Name a rotating owner (sourcer, recruiter, or TA ops) with quarterly review on the calendar, not "the team." Without ownership, enthusiasm from one workshop decays into conflicting copies in personal drives. Maintenance includes deletes, not only adds: when comp bands or remote policy change, retire old files loudly. Pair maintenance with metrics recruiters feel: fewer repeated Slack questions, faster HM alignment on tone. Escalate access issues to IT early so contractors are not editing canonical tone files anonymously. Publish the on-call rotation beside the repo README so PTO does not pause every update.
What data should never live there?
Unredacted candidate PII, unreleased compensation bands you cannot defend in audit, secrets without legal review, or anything you would not paste into a vendor support ticket. Treat the folder like HR documentation with retention and access rules, especially if workflow automation later pipes excerpts into API calls. If a file is "for AI only," it still counts as processing personal data.
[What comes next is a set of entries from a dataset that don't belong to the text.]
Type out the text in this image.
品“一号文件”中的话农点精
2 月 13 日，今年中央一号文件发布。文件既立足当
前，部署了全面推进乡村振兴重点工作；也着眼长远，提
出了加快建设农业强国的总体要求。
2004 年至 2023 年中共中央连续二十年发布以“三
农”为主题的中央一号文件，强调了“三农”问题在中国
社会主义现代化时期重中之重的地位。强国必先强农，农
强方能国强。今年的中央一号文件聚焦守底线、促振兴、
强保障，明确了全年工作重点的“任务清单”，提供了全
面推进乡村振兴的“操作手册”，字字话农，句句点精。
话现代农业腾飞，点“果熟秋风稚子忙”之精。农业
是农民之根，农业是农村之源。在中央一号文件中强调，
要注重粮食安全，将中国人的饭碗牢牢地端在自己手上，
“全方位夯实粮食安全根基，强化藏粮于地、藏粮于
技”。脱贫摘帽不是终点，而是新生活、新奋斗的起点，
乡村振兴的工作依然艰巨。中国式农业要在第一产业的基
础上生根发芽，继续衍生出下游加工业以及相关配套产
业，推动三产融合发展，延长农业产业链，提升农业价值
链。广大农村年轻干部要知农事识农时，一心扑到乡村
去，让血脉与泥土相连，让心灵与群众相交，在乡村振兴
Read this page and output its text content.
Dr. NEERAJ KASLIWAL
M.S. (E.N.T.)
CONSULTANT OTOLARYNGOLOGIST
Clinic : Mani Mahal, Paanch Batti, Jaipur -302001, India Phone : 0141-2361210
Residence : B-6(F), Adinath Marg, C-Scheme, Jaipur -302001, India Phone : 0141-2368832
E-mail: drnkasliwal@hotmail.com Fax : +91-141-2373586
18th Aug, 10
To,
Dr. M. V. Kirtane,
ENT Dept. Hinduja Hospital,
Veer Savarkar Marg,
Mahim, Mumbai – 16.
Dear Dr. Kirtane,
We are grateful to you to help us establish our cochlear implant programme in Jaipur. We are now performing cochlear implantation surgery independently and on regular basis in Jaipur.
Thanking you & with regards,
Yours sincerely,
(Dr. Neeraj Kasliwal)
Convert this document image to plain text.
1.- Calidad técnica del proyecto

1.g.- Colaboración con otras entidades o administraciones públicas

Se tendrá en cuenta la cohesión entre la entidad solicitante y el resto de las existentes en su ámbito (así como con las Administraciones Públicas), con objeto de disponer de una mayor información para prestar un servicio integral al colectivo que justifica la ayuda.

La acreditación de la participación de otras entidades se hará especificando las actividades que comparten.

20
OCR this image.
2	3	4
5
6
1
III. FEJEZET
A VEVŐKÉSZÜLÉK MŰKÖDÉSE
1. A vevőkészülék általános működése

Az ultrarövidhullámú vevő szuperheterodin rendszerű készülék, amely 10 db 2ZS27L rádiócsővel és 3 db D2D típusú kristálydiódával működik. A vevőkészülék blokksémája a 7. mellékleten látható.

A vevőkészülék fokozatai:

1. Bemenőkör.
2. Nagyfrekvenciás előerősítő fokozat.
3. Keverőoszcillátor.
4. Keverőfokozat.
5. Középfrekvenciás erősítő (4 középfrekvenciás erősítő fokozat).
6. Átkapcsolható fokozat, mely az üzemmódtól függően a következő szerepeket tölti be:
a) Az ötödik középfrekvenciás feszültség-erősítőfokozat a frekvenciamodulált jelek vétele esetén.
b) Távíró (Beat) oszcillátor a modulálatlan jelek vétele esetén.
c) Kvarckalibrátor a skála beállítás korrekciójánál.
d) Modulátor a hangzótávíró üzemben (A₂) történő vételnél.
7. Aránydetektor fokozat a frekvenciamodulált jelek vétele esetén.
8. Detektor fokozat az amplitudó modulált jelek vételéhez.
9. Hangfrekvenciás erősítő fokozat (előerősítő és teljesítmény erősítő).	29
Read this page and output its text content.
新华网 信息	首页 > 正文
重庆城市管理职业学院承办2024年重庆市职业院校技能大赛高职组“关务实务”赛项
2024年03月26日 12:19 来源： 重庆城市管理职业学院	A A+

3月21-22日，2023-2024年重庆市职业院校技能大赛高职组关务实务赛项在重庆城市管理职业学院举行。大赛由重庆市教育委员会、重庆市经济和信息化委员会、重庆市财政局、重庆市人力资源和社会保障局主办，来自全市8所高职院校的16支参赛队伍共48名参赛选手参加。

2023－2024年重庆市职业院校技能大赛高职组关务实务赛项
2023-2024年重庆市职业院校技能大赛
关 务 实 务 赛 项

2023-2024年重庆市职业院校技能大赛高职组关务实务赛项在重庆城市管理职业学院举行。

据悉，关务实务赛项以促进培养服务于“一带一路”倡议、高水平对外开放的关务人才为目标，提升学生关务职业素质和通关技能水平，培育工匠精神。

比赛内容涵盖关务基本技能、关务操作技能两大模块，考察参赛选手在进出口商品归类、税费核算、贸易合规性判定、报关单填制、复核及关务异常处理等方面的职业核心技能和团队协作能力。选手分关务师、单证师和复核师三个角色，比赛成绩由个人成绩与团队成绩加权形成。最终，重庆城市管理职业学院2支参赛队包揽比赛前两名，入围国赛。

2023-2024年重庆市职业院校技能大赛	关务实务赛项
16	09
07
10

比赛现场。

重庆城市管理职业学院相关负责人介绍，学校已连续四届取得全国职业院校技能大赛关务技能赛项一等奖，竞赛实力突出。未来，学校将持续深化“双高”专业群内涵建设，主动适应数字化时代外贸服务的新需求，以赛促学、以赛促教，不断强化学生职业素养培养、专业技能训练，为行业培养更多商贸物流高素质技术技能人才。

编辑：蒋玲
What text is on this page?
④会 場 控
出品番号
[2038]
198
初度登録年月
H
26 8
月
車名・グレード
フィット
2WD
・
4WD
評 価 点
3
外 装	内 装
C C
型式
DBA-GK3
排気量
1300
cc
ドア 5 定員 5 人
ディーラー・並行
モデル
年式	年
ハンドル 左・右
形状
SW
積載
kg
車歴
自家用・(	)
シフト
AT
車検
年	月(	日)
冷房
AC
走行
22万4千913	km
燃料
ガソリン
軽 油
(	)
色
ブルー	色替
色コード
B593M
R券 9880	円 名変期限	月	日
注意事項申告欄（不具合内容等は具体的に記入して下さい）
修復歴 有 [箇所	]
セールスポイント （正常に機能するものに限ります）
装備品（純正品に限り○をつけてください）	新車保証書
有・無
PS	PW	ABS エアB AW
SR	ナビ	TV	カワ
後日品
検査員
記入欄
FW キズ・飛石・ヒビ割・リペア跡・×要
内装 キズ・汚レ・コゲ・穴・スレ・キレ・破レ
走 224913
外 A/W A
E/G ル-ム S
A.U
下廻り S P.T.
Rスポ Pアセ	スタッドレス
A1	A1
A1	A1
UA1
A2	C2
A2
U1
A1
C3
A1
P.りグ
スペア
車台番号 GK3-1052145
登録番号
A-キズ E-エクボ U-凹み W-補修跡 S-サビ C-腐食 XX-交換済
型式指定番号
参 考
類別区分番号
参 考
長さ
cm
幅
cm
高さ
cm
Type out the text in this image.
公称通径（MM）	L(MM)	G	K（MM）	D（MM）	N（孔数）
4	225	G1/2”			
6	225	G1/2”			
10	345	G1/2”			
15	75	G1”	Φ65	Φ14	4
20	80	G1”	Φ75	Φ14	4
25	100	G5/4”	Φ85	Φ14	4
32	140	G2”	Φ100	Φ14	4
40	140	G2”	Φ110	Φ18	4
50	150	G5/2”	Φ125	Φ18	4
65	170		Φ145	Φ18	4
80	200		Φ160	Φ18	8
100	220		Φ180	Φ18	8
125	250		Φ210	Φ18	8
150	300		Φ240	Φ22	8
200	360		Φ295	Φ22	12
When unsure, ask counsel before you optimize for convenience. Keep a short blocklist of file types (raw CRM exports, full comp grids) that assistants should refuse even when someone uploads them in a hurry.
How does this connect to automation?
Once files are stable, workflow automation can pass excerpts or structured fields into model calls per ATS row, but only after you have logging, retries, and a human inbox for failures. Automation should read the same canonical Markdown humans edit, not forked snippets in a Zapier field nobody tracks. Version the prompt templates that wrap excerpts so you can roll back when a hiring manager flags tone. Test with synthetic rows before you touch real candidates. Add a dry-run mode that logs proposed payloads without sending until a named reviewer flips production on.
Where can we learn the habits around it?
Read AI-native for the operating style, climb the AI adoption ladder deliberately with artifacts not slogans, and practice in a workshop or the Starting with AI: the foundations in recruiting course. Bring your worst "folder of final" story so peers can help you design naming and review habits that survive PTO. If you are first in the company, publish a short charter that names approvers, review cadence, and which directories are canonical versus sandbox experiments so IT and legal know where truth lives.